Brief description of all the files used.
Folder containing original and processed coastline dataset along with the scripts used for dataset preparation. dict.txt/labeled_images.csv/dict_explanation.csv: Original files downloaded from google cloud sample public bucket gs://tamucc_coastline/ download_csvs.sh: Bash script that issues gcloud commands to download the original coastline files dataset_split.py: Python script used for splitting the original dataset into train/test sets tamucc_train.csv/tamucc_test.csv: Train/Test sets used in the study. Obtained by running dataset_split.py with labeled_images.csv
Folder containing original scripts from Google Cloud flowers sample. Obtained from Google Cloud's ML-Samples Github repository.

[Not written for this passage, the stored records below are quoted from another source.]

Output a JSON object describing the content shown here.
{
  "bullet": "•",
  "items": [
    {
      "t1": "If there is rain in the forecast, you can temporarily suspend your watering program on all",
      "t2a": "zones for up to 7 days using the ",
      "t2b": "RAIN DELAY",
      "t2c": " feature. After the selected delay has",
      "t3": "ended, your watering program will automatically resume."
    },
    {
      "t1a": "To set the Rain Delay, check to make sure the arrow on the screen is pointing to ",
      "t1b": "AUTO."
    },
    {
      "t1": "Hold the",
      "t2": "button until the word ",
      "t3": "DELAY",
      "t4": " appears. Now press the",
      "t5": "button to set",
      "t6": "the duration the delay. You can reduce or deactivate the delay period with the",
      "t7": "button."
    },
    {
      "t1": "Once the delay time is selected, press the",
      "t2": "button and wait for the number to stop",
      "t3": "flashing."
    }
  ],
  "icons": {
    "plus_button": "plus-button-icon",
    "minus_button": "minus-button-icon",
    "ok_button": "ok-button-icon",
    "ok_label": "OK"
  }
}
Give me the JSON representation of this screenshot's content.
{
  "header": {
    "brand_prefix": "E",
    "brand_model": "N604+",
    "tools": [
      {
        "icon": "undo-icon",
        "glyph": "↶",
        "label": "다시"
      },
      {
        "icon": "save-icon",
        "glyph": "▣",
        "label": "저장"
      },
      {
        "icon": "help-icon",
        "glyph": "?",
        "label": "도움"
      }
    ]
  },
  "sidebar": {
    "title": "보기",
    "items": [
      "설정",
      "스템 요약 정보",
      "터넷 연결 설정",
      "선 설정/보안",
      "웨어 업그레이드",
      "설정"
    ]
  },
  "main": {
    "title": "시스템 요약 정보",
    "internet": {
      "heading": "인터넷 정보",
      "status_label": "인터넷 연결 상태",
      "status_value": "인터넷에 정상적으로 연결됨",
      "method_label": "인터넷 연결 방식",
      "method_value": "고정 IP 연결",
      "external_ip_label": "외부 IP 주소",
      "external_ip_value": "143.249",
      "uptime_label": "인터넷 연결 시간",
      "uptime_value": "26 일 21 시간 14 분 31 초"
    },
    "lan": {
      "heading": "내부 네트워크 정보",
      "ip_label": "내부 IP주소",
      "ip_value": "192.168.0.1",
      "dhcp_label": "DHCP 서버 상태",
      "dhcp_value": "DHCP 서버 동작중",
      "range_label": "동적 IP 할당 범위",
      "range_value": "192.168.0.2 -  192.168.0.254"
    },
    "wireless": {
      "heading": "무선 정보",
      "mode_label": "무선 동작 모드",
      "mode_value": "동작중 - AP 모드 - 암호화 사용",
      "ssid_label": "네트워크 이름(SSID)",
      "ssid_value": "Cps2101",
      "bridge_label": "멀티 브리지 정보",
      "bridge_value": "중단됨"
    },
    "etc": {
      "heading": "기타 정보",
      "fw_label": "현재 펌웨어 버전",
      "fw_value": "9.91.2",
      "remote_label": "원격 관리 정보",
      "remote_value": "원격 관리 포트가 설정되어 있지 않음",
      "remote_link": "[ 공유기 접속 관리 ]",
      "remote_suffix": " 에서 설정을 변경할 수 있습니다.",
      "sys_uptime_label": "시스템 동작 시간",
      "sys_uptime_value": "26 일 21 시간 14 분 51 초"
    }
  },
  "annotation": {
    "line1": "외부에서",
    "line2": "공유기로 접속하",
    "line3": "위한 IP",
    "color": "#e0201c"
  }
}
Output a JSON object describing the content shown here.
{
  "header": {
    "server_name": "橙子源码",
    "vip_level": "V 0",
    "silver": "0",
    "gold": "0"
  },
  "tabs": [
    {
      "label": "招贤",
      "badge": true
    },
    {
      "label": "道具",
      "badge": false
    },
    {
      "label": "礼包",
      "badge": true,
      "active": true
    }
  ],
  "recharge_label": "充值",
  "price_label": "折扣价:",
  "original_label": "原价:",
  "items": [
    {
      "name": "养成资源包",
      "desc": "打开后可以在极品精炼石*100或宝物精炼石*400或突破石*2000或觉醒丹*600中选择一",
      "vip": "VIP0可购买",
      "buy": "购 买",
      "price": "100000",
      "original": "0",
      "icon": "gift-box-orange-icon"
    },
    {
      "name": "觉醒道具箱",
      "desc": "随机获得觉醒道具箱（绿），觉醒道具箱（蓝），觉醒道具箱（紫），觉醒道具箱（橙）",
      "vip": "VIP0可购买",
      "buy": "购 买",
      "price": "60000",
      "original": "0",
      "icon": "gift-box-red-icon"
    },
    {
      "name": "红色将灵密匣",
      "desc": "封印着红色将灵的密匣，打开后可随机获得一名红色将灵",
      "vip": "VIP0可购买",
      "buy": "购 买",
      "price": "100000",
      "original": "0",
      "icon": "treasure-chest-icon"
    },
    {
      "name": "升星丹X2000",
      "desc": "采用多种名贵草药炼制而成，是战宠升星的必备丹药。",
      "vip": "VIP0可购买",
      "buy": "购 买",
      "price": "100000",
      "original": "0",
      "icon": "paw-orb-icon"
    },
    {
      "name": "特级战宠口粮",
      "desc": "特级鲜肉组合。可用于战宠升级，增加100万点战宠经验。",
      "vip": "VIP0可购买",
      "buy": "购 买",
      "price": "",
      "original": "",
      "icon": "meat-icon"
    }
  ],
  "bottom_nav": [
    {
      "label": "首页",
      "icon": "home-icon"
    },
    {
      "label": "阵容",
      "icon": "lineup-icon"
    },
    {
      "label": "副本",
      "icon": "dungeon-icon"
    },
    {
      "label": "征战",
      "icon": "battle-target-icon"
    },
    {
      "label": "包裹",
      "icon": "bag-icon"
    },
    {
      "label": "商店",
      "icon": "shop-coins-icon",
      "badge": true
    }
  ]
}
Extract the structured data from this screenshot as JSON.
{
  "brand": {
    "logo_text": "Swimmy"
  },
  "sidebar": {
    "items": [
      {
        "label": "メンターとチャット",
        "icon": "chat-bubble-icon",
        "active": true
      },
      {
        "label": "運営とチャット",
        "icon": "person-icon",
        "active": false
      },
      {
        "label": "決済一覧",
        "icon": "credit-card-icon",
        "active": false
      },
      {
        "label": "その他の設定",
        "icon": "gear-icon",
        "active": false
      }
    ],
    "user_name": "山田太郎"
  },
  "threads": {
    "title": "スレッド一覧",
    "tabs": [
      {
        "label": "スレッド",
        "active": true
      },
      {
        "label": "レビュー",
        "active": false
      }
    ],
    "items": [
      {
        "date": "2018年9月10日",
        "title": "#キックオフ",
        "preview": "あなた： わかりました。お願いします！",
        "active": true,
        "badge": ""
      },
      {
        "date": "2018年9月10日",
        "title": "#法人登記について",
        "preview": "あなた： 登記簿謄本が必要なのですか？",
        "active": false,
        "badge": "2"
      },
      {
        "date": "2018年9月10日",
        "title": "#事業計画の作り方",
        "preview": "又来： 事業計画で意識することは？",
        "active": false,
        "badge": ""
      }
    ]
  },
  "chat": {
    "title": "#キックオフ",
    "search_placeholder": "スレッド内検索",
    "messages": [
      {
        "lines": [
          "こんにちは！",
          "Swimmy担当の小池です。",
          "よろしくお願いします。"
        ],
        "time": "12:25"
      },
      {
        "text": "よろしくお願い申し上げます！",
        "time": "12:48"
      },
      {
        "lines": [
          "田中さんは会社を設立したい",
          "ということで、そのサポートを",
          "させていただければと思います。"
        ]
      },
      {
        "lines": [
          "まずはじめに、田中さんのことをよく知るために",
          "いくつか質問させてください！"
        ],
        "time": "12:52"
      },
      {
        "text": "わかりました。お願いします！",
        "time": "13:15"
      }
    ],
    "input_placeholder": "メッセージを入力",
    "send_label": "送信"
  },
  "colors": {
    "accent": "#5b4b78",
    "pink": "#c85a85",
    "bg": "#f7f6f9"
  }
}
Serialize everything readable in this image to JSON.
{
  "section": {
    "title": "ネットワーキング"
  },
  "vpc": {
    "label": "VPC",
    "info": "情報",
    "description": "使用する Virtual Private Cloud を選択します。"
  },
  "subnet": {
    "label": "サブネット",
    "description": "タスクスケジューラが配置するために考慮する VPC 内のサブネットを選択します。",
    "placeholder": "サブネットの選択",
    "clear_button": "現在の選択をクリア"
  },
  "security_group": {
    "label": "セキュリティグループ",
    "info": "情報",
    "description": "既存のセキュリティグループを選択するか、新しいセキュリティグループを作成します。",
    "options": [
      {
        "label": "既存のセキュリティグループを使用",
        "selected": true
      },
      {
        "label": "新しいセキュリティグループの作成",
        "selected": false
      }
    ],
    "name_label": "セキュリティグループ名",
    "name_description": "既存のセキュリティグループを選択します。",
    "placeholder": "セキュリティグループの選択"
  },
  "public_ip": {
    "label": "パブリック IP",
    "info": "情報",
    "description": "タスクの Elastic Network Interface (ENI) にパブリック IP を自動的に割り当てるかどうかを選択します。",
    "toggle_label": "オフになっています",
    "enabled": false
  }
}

Scripts used for running the pipeline with the coastline dataset. In general, they represent excerpts from the sample.sh bash script provided in flowers-sample, with some changes to account for the different dataset and multiple tests ran. Bash scripts were also wrapped in python scripts for easier manipulation.
declare_constants.sh: Exports to shell environment constants containing configuration data for the experiment. Examples are gcloud project name, dataset bucket URI, etc. constants.py: Used to expose as python constants the environment constants set by declare_constants.sh preprocess.py: Submits preprocessing tasks to Google Cloud for preprocessing both train and eval(test) sets. test_clusters_preset.py: Submits training tasks to Google Cloud with multiple preset cluster configurations to evaluate its effects in terms of training speed and accuracy. test_clusters_custom.py: Submits training tasks to Google Cloud with multiple 16 vCPU machine configurations to assess the effects of cpu to memory ratio in single machine training speed and accuracy. test_dropout.py: Submits training tasks to Google Cloud with different values for dropout ratio to assess the effects of dropout in accuracy.